I've heard of a c-128 on the net, but with what I have no idea. I know
there is a demand out there for mailers for the 64, there is probably
some sort of TSP/IP stack and associated software to go with it.
I think everything is text based, no whizz bang graphics.
Gary Hildebrand
Iggy Drougge wrote:
Russ Blakeman skrev:
I know I've seen many things on this in th
epast but wasn't paying
attention. I have some free time now and want to do some tinkering.

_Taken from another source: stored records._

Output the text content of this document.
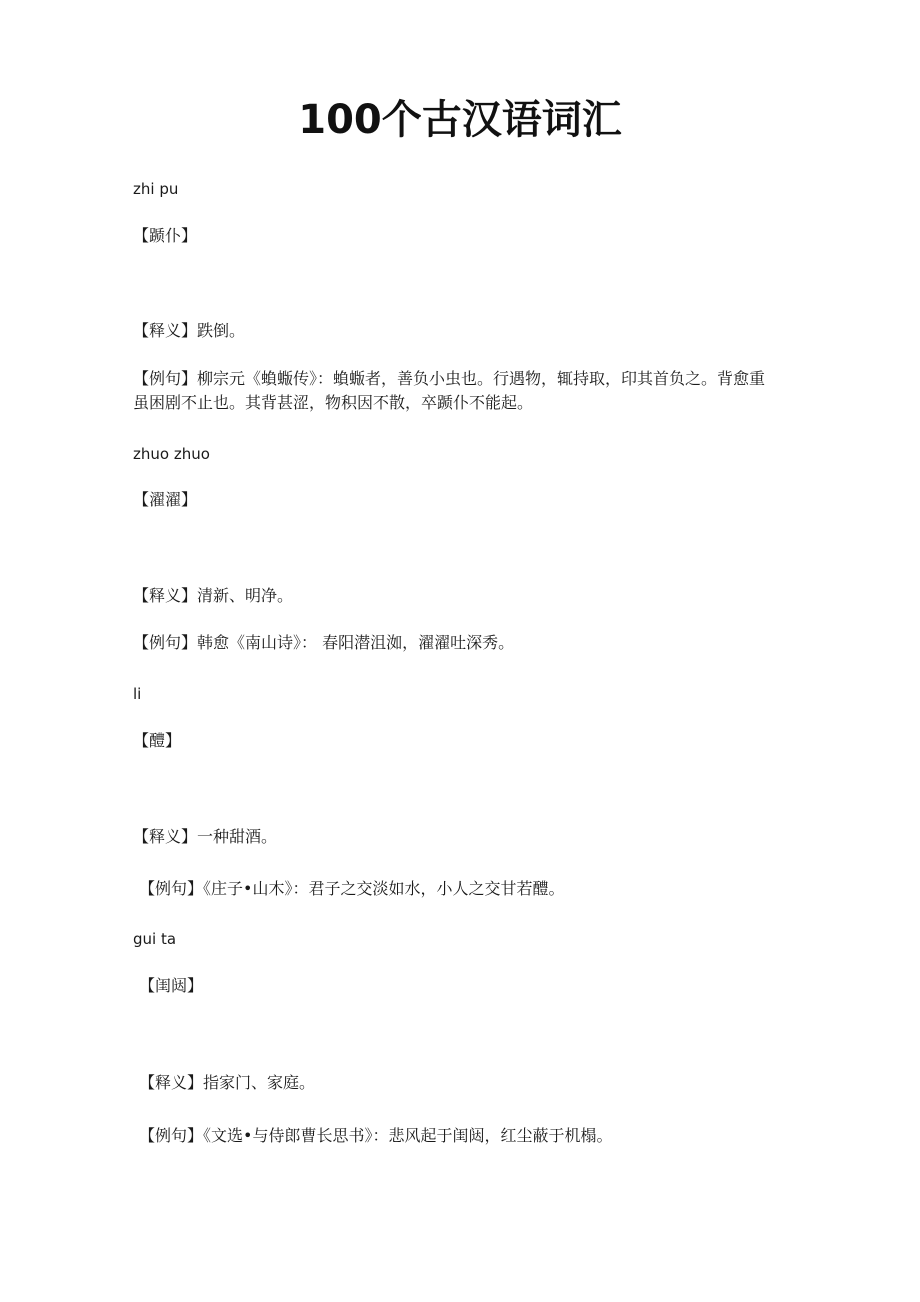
100个古汉语词汇
zhi pu
【踬仆】
【释义】跌倒。
【例句】柳宗元《蝜蝂传》：蝜蝂者，善负小虫也。行遇物，辄持取，印其首负之。背愈重
虽困剧不止也。其背甚涩，物积因不散，卒踬仆不能起。
zhuo zhuo
【濯濯】
【释义】清新、明净。
【例句】韩愈《南山诗》： 春阳潜沮洳，濯濯吐深秀。
li
【醴】
【释义】一种甜酒。
【例句】《庄子•山木》：君子之交淡如水，小人之交甘若醴。
gui ta
【闺闼】
【释义】指家门、家庭。
【例句】《文选•与侍郎曹长思书》：悲风起于闺闼，红尘蔽于机榻。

Are
there browsers and email agents for the Commodore 64/128 series and DOS
(2.11 through 6.22). I prefer a free or shareware one to be able to test it
to see if it's a POS or not. I want to use the DOS version on a few
platforms from an 8086/8088 to a 386. I have a 286 portable NEC that I'd
like to try it out on first.
<!DOCTYPE HTML PUBLIC "-//W3C//DTD HTML
4.0 Transitional//EN">
<HTML><HEAD>
[snip]
<hrm> Hopefully some programms which won't let you send HTML.
As for MS-DOS and derivatives (I suppose that's the DOS you'd run), do a
search for WATTCP. That's the stack I use on my DOS box (PS/2 model 70, to be
replaced by a mod. 70 486). There's supposed to be a big WATTCP page in
Norway.
I seem to forget what the name of that OLR (off-line reader =) for C64/128 is
called, but it seemed awfully capable. I also seem to forget whether it is
developed by Cameron Kaiser. There are at least two browsers, too. Or three. I
think Cameron is developing one, then there's one for SuperCPU users, and one
developed by Fairlight. At least one goes by the name Wave.
--
En ligne avec Thor 2.6a.
You can't prove anything about a program written in C or FORTRAN. It's really
just Peek and Poke with some syntactic sugar.